火山噴火の規模・強度は極めて大きく,実験室内での再現は出来ません.しかし,桜島のように頻繁に噴火する場所ならば,観測機器を多数配置して何度も観測ができます.このようにして,徐々に桜島周辺には多種多様な観測機器類が設置されてきました.今では,その数は20種を超え,地震計やGPS,傾斜計などは十数地点以上で常時観測されています.これらの多くは,地下のマグマの動きを捉える手法であり,マグマの地下での上昇状況を知ることが可能になりました.しかし,マグマが地表に出たときにどんな噴火をするのか,それはマグマの動きを捉えるだけでは予測できないのが現状です.噴火様式を決める要素はマグマの性質(物性)やマグマの通り道(火道)の状態であり,それを知る手がかりとなるのが噴出物です.われわれは,噴出物の連続サンプリングと迅速分析により,桜島での噴出物モニタリングの実現を目指しています.
諏訪之瀬島は火山噴火のその場天然実験場

トカラ列島の諏訪之瀬島も桜島と同様,長期に噴火をし続けている数少ない火山の一つで,イタリアのエオリア諸島にあり,やはり長く噴火を続けているストロンボリ火山の「地中海の灯台」にちなんで,「東シナ海の灯台」と呼ばれています.諏訪之瀬島でも日々噴火が発生し,火山灰などが放出されています.特に諏訪之瀬島の噴火は規模が小さいため,火口内部の観測や,火口近傍でないと入手困難な火山弾などの採取ができます.

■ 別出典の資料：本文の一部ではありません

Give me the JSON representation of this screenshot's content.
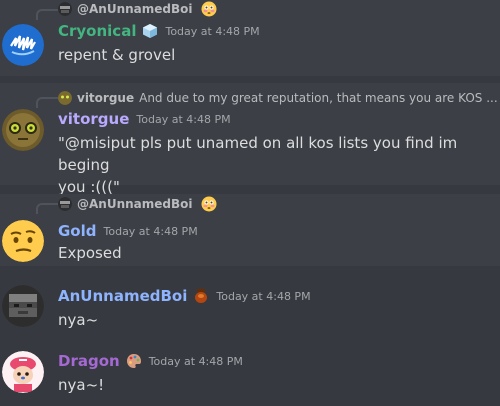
{
  "messages": [
    {
      "reply_to": {
        "name": "@AnUnnamedBoi"
      },
      "author": {
        "name": "Cryonical",
        "color": "#43b581"
      },
      "timestamp": "Today at 4:48 PM",
      "text": "repent & grovel"
    },
    {
      "reply_to": {
        "name": "vitorgue",
        "text": "And due to my great reputation, that means you are KOS ..."
      },
      "author": {
        "name": "vitorgue",
        "color": "#b9a9ff"
      },
      "timestamp": "Today at 4:48 PM",
      "text": "\"@misiput pls put unamed on all kos lists you find im beging\nyou :(((\""
    },
    {
      "reply_to": {
        "name": "@AnUnnamedBoi"
      },
      "author": {
        "name": "Gold",
        "color": "#8fb4ff"
      },
      "timestamp": "Today at 4:48 PM",
      "text": "Exposed"
    },
    {
      "author": {
        "name": "AnUnnamedBoi",
        "color": "#8fb4ff"
      },
      "timestamp": "Today at 4:48 PM",
      "text": "nya~"
    },
    {
      "author": {
        "name": "Dragon",
        "color": "#a569d4"
      },
      "timestamp": "Today at 4:48 PM",
      "text": "nya~!"
    }
  ]
}
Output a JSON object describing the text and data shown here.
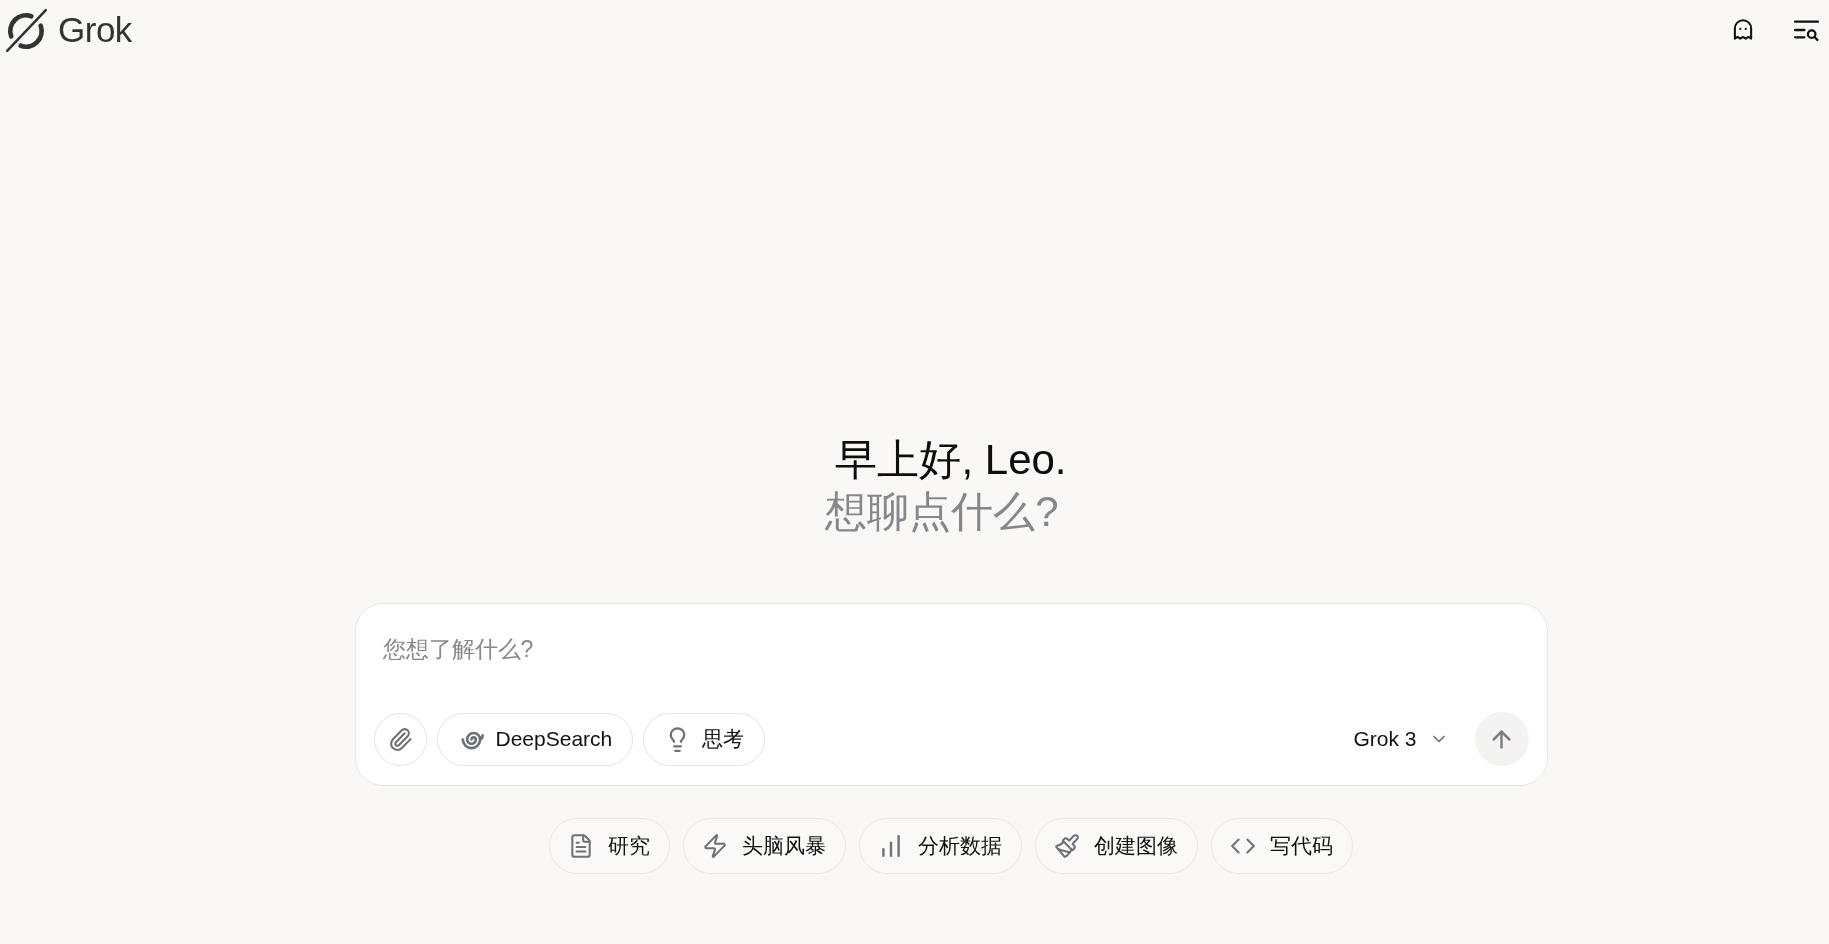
{
  "header": {
    "logo_text": "Grok"
  },
  "greeting": {
    "title": "早上好, Leo.",
    "subtitle": "想聊点什么?"
  },
  "composer": {
    "placeholder": "您想了解什么?",
    "tools": [
      {
        "label": "DeepSearch"
      },
      {
        "label": "思考"
      }
    ],
    "model": "Grok 3"
  },
  "suggestions": [
    {
      "label": "研究"
    },
    {
      "label": "头脑风暴"
    },
    {
      "label": "分析数据"
    },
    {
      "label": "创建图像"
    },
    {
      "label": "写代码"
    }
  ]
}
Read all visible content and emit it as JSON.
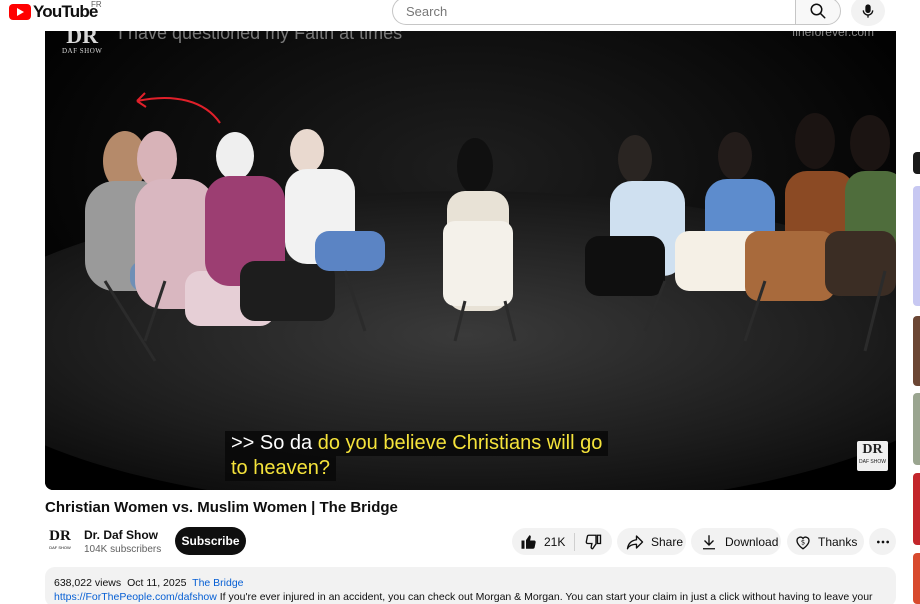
{
  "header": {
    "logo_text": "YouTube",
    "country_code": "FR",
    "search_placeholder": "Search"
  },
  "player": {
    "overlay_text": "I have questioned my Faith at times",
    "site_watermark": "fineforever.com",
    "brand_mark": "DR",
    "brand_sub": "DAF SHOW",
    "caption_line1_prefix": ">> So da",
    "caption_line1_highlight": "do you believe Christians will go",
    "caption_line2_highlight": "to heaven?"
  },
  "video": {
    "title": "Christian Women vs. Muslim Women | The Bridge"
  },
  "channel": {
    "name": "Dr. Daf Show",
    "subscribers": "104K subscribers",
    "avatar_mark": "DR",
    "avatar_sub": "DAF SHOW",
    "subscribe_label": "Subscribe"
  },
  "actions": {
    "like_count": "21K",
    "share_label": "Share",
    "download_label": "Download",
    "thanks_label": "Thanks"
  },
  "description": {
    "views": "638,022 views",
    "date": "Oct 11, 2025",
    "tag": "The Bridge",
    "link": "https://ForThePeople.com/dafshow",
    "text": "If you're ever injured in an accident, you can check out Morgan & Morgan. You can start your claim in just a click without having to leave your"
  },
  "colors": {
    "brand_red": "#ff0000",
    "caption_highlight": "#f5e33b",
    "link_blue": "#065fd4",
    "annotation_arrow": "#e0202a"
  },
  "icons": {
    "search": "search-icon",
    "mic": "mic-icon",
    "like": "thumbs-up-icon",
    "dislike": "thumbs-down-icon",
    "share": "share-arrow-icon",
    "download": "download-icon",
    "thanks": "thanks-heart-dollar-icon",
    "more": "more-horizontal-icon"
  }
}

われわれの堆積物の研究によれば,このような活動は4000年近くも続いています.一方で,諏訪之瀬島では数百年程度に一度,大規模な噴火が発生しています.およそ200年前に発生した大噴火では,全島民が離島せざるを得なくなり,その後70年も無人島になったこともあります.このような大噴火はどのように推移していくのか,これを理解することがわれわれの大きな目的の一つです.過去の噴出物を地質調査により解析し,現在の噴火を観測・噴出物解析の両面から並行して進めることで,過去と現在の関係を整理して噴火推移のメカニズム理解につなげていくことができるのは,世界でも数少ない諏訪之瀬島ならではの研究です.